News is coming at us faster than we can keep up and while we all have our favorite websites to check on each day, I'm going to venture a bet that you probably don't have time to constantly refresh each site throughout the day to see if anything new has been posted. That's where RSS comes in!
What is RSS?
RSS stands for Really Simple Syndication. Basically it's a "feed" from the site. Each time a new story is posted the site, the feed is updated. Mac OS X's Safari browser has had RSS support for years. However, since Mac OS X 10.5 Leopard and of course Snow Leopard, now you can subscribe to RSS feeds right in Mail. I LOVE THIS! I'm in my email multiple times a day and right along side my email messages are stories/posts from my favorite sites and blogs. Each update comes in just like an email message. I can see the first few lines of the story, maybe a picture too and decide if I want to read more or not. If I want to read more I simply click the "Read More" link and then I'm taken over to Safari (or your default browser) to read the entire article. If it's something that I'm NOT interested in, I just hit delete and it's gone from my inbox. It's sooooo simple! There's another reason that I like my RSS feeds in Mail. It makes it EASY to forward the info to someone else that I know that needs it. Since it comes into Mail like an email, I can treat it like one by hitting the Forward button. A new email message pops up containing the blog post and I just key in the email address(es) that it's going to and hit send.
Subscribe to this blog!
OK, the steps I'm about to show you will work for just about any site that has an RSS feed. Most news sites have them and most blogs have them too. You can always tell if a site has one in Safari because you'll see the RSS button right in the address bar.

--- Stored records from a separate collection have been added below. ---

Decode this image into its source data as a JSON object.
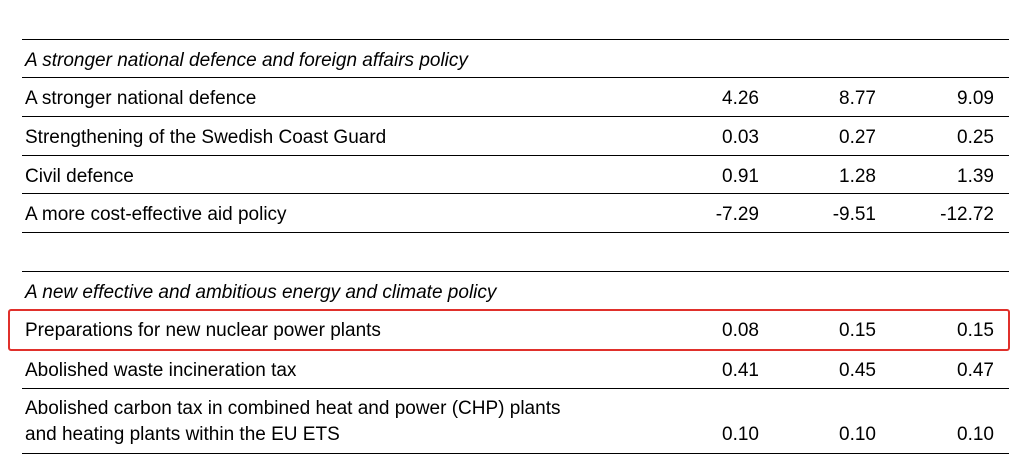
{
  "sections": [
    {
      "title": "A stronger national defence and foreign affairs policy",
      "rows": [
        {
          "label": "A stronger national defence",
          "values": [
            "4.26",
            "8.77",
            "9.09"
          ]
        },
        {
          "label": "Strengthening of the Swedish Coast Guard",
          "values": [
            "0.03",
            "0.27",
            "0.25"
          ]
        },
        {
          "label": "Civil defence",
          "values": [
            "0.91",
            "1.28",
            "1.39"
          ]
        },
        {
          "label": "A more cost-effective aid policy",
          "values": [
            "-7.29",
            "-9.51",
            "-12.72"
          ]
        }
      ]
    },
    {
      "title": "A new effective and ambitious energy and climate policy",
      "rows": [
        {
          "label": "Preparations for new nuclear power plants",
          "values": [
            "0.08",
            "0.15",
            "0.15"
          ]
        },
        {
          "label": "Abolished waste incineration tax",
          "values": [
            "0.41",
            "0.45",
            "0.47"
          ]
        },
        {
          "label_line1": "Abolished carbon tax in combined heat and power (CHP) plants",
          "label_line2": "and heating plants within the EU ETS",
          "values": [
            "0.10",
            "0.10",
            "0.10"
          ]
        }
      ]
    }
  ],
  "highlight_color": "#e0302b"
}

Step 1: Navigate to the site you want to get the RSS feed for using Safari. Here, let me help you: http://macgroup.org/macnews/
Step 2: Now look for the "Feeds" link and if the site doesn't specifically call one out, you can just click the RSS button like the one above. You may also see the standard RSS logo:
You can usually click this icon as well.
Step 3: Now the actual RSS feed will appear in your Safari browser.
Now just click the Plus sign to the left of the address to add it as a bookmark.
Step 4: Safari will ask if you want to bookmark the feed in either Mail or Safari or both.
You can do either, but like I said I prefer them in Mail. So I'd check Mail and click the Add button.
Step 5: That's really it. From that point on, any new posts to the blog/website will automatically come in your InBox as an email, but without tying up space on your email server since it's not really an email. Once you receive one, you can either read it or just delete it if you're not interested.
I have a lot of feeds in Mail and it works great!
One More Thing: Create an "Unread Mail" Smart Mailbox
As it stands now your RSS feeds will all come in to their respective inboxes (Mailboxes), but I want to see all my unread mail AND RSS feeds in one spot at one time. As I click on each one, it will be marked "read" and therefore the next time I come back to the Unread Mail mailbox, they won't be there (yes, they will still be in their respective mailboxes (folders) unless you delete them).
Step 1: Click the + sign at the bottom left of the Mail app window and choose "New Smart Mailbox…" from the menu that pops up.
Step 2: Name your Smart Mailbox "Unread Mail", make sure it contains Messages that match All of the following conditions:
Message is Unread
Message is not in Mailbox (Junk or Spam or whatever folder your junk mail goes into).
Incude messages from Trash and Sent are unchecked and then click OK
Step 3: Now you will have an Unread Smart Mailbox that will dynamically update with ANY messages you receive from any account AND your RSS feeds from any site, all in one place!
P.S. I'd highly recommend subscribing to the DealMac.com RSS feed. I've gotten some sweet deals from there that I would have otherwise missed if it wasn't for the feed.